# <span style="font-size: 1em">Spark</span><span style="font-size: 0.8em"> Assignment</span>
<h3>Big Data Systems 2022-2023</h3>
<h5>M.Sc. In Business Analytics (Part Time) 2022-2024 at Athens University of Economics and Business (A.U.E.B.)</h5>
<hr>

> Student: Panagiotis G. Vaidomarkakis<br />
> Student I.D.: p2822203<br />
> Tutor: Thanasis Vergoulis<br />
> Due Date: 15/04/2023

## Table Of Contents:
* [Importing Libraries](#first-bullet)
* [$1^{st}$ Question](#q1)
* [$2^{nd}$ Question](#q2)
* [$3^{rd}$ Question](#q3)
* [$4^{th}$ Question](#q4)

## Importing Libraries <a class="anchor" id="first-bullet"></a>
In the following lines, we will import all the nessecary liblaries in order to be able to execute all the following commands. <br> First, we will run a check to see if the PC containing this Jupiter Notebook file has all the necessary libraries and if it hasn't, it will automatically download them in order to import them:

In [1]:
import importlib
import subprocess

def install_library(lib):
    try:
        importlib.import_module(lib)
        print(f'{lib} is already installed.')
    except ImportError:
        print(f'{lib} is not installed. Installing now...')
        subprocess.call(['pip ', 'install ', lib])

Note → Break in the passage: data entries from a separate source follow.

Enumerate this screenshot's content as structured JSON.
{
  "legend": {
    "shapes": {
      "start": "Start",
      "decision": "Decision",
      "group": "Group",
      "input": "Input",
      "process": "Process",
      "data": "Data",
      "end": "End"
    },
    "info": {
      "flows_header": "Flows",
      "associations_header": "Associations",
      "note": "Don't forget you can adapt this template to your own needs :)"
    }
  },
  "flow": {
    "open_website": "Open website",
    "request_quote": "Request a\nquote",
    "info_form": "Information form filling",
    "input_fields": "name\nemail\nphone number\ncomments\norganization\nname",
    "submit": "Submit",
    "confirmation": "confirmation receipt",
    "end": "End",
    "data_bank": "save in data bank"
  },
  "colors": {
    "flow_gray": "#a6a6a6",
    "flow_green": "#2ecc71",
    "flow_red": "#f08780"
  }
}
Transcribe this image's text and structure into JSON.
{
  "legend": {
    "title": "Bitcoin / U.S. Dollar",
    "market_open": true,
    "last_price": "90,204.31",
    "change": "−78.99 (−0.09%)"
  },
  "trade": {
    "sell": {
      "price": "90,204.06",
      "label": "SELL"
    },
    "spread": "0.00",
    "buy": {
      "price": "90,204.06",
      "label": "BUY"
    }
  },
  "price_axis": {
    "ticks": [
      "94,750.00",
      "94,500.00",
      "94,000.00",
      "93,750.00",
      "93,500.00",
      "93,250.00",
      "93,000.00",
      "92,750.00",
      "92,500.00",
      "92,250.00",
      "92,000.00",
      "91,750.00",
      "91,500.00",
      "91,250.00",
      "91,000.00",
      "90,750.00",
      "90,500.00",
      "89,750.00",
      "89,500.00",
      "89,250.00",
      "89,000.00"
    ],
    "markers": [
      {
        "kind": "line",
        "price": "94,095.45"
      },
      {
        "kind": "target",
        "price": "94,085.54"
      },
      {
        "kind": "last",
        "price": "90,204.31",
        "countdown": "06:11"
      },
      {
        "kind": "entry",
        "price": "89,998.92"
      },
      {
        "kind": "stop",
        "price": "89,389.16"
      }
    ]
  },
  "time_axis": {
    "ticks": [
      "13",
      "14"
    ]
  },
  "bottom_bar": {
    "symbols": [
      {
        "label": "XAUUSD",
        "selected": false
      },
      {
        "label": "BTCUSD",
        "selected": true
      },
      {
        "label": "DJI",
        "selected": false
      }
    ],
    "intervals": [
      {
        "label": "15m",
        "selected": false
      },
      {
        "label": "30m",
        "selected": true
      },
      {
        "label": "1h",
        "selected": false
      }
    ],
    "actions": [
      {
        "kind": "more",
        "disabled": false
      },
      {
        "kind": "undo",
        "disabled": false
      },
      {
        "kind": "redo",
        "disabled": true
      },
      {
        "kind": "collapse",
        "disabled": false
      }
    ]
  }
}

libraries = ['pyspark','pyspark.sql','pyspark.ml.feature', 'pyspark.ml.evaluation']

for lib in libraries:
    install_library(lib)

pyspark is already installed.
pyspark.sql is already installed.
pyspark.ml.feature is already installed.
pyspark.ml.evaluation is already installed.


In [2]:
from pyspark.sql import SparkSession
from pyspark.sql.window import Window
from pyspark.sql.functions import array, col, mean, when, isnan, count, ntile, floor, round, max
from pyspark.ml.feature import OneHotEncoder, StringIndexer, VectorAssembler
from pyspark.ml import Pipeline
from pyspark.ml.regression import LinearRegression
from pyspark.ml.evaluation import RegressionEvaluator

## $1^{st}$ Question <a class="anchor" id="q1"></a>
Use the *json()* function to load the dataset.<br>
After that, prepare the feature vectors.

In [3]:
# Create a SparkSession
spark = SparkSession.builder.appName('Loading JSON Data').getOrCreate()

In [4]:
# Load the JSON data as a DataFrame using the json() function
json_movie = spark.read.json('movie.json')
json_movie.show(5)

+---------------+--------------------+---------+--------------------+--------------------+------------------+--------------------+--------------------+-----------------+---------+------+-------+--------------------+--------------------+------------+-------+----+
|_corrupt_record|              actors|countries|         description|           directors|             genre|            imdb_url|             img_url|        languages|metascore|rating|runtime|             tagline|               title|users_rating|  votes|year|
+---------------+--------------------+---------+--------------------+--------------------+------------------+--------------------+--------------------+-----------------+---------+------+-------+--------------------+--------------------+------------+-------+----+
|              [|                null|     null|                null|                null|              null|                null|                null|             null|     null|  null|   null|                n

In [5]:
# Keep only columns that I want to have in my prediction and remove null when the whole row is null
json_movie_in = json_movie.select("metascore", "runtime", "genre", "languages", "users_rating").dropna(how="all")
json_movie_in.show(5)
json_movie_in.printSchema()

+---------+-------+------------------+--------------------+------------+
|metascore|runtime|             genre|           languages|users_rating|
+---------+-------+------------------+--------------------+------------+
|       44| 92 min| [Comedy, Romance]|           [English]|         6.6|
|     null| 91 min|[Horror, Thriller]|           [English]|         2.4|
|       61|103 min|          [Comedy]|   [English, German]|         7.8|
|       73|128 min| [Crime, Thriller]|           [English]|         7.3|
|       66| 97 min|          [Comedy]|[English, German,...|         7.0|
+---------+-------+------------------+--------------------+------------+
only showing top 5 rows

root
 |-- metascore: string (nullable = true)
 |-- runtime: string (nullable = true)
 |-- genre: array (nullable = true)
 |    |-- element: string (containsNull = true)
 |-- languages: array (nullable = true)
 |    |-- element: string (containsNull = true)
 |-- users_rating: string (nullable = true)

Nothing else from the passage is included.